In the Sentencing Reform Act of 1984, Congress decided to cap the sentence reduction credits for behaving in prison at about 15%. The formula they chose was 54 days per year, which actually works out to 14.8%. But is that 14.8% off the total sentence or credit for 14.8% of the time actually served? That was the question before the Supreme Court in today's decision of Barber v. Thomas. The difference works out to about 10 weeks for a 10-year sentence.

(1) Total sentence: 3652 days * 0.148 = 540 max days credit
     3112 actual days served + 540 max credits = 3652 total sentence

(2) Let time actually served with max credits = x: then x + 0.148x = 3652
     3652 / 1.148 = x; x = 3181 days.
     max credits for 3181 days = 3181 * 0.148 = 471
     3181 min days served + 471 max credits = 3652 days total sentence

Neither problem is particularly difficult mathematically. If, as Justice Kennedy says in dissent, "the Court's interpretation  ... imposes ... additional prison time on federal prisoners according to a mathematical formula they will be unable to understand," perhaps they should earn their credits attending remedial eighth-grade math class.
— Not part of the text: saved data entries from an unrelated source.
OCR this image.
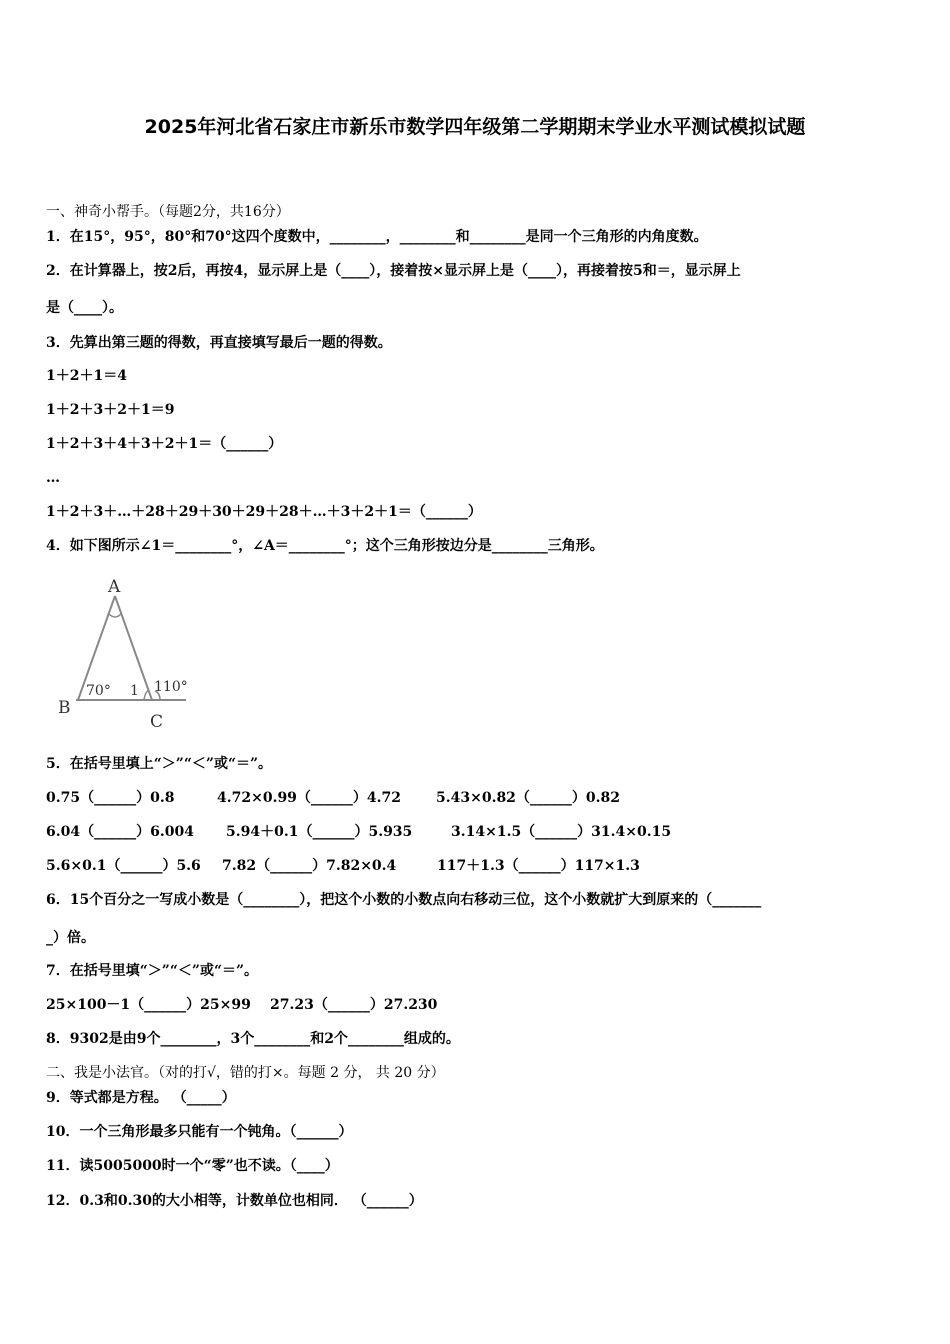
2025年河北省石家庄市新乐市数学四年级第二学期期末学业水平测试模拟试题
一、神奇小帮手。（每题2分，共16分）
1．在15°，95°，80°和70°这四个度数中，________，________和________是同一个三角形的内角度数。
2．在计算器上，按2后，再按4，显示屏上是（____），接着按×显示屏上是（____），再接着按5和＝，显示屏上
是（____）。
3．先算出第三题的得数，再直接填写最后一题的得数。
1＋2＋1＝4
1＋2＋3＋2＋1＝9
1＋2＋3＋4＋3＋2＋1＝（______）
…
1＋2＋3＋…＋28＋29＋30＋29＋28＋…＋3＋2＋1＝（______）
4．如下图所示∠1＝________°，∠A＝________°；这个三角形按边分是________三角形。
A
B
C
70° 1 110°
5．在括号里填上“＞”“＜”或“＝”。
0.75（______）0.8	4.72×0.99（______）4.72 5.43×0.82（______）0.82
6.04（______）6.004 5.94＋0.1（______）5.935	3.14×1.5（______）31.4×0.15
5.6×0.1（______）5.6 7.82（______）7.82×0.4	117＋1.3（______）117×1.3
6．15个百分之一写成小数是（________），把这个小数的小数点向右移动三位，这个小数就扩大到原来的（_______
_）倍。
7．在括号里填“＞”“＜”或“＝”。
25×100－1（______）25×99 27.23（______）27.230
8．9302是由9个________，3个________和2个________组成的。
二、我是小法官。（对的打√，错的打×。每题 2 分， 共 20 分）
9．等式都是方程。 （_____）
10．一个三角形最多只能有一个钝角。（______）
11．读5005000时一个“零”也不读。（____）
12．0.3和0.30的大小相等，计数单位也相同． （______）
To me, it is self-evident that when a statute provides that good time credits must be earned by behaving well in prison, the credit must be calculated on the basis of time actually served, not time sentenced.  The contrary view seems to be based on a policy preference for shorter sentences. To get there, you have to say that the inmate earns good-time credit for days he didn't have to serve due to having earned credit for earlier days, a sort of compound-interest approach to good time. I also find it a bit hyperbolic to say the result is "devastating" for the best-behaved inmates when it means an extra 10 weeks for someone sentenced to 10 years. Sure, every day counts, but we are talking about less than 2% of the total here.

I expect that the most useful portion of the opinion for state and local prosecutors will be Justice Breyer's response to the "rule of lenity" argument:

Even so, the rule of lenity only applies if, after considering text, structure, history, and purpose, there remains a "grievous ambiguity or uncertainty in the statute," Muscarello v. United States, 524 U. S. 125, 139 (1998) (internal quotation marks omitted), such that the Court must simply "'guess as to what Congress intended.'" Bifulco [v. United States, 447 U.S. 381,] 387 [1980].

That seems to relegate the rule of lenity to the kind of last-resort tool that will rarely be needed to interpret a statute.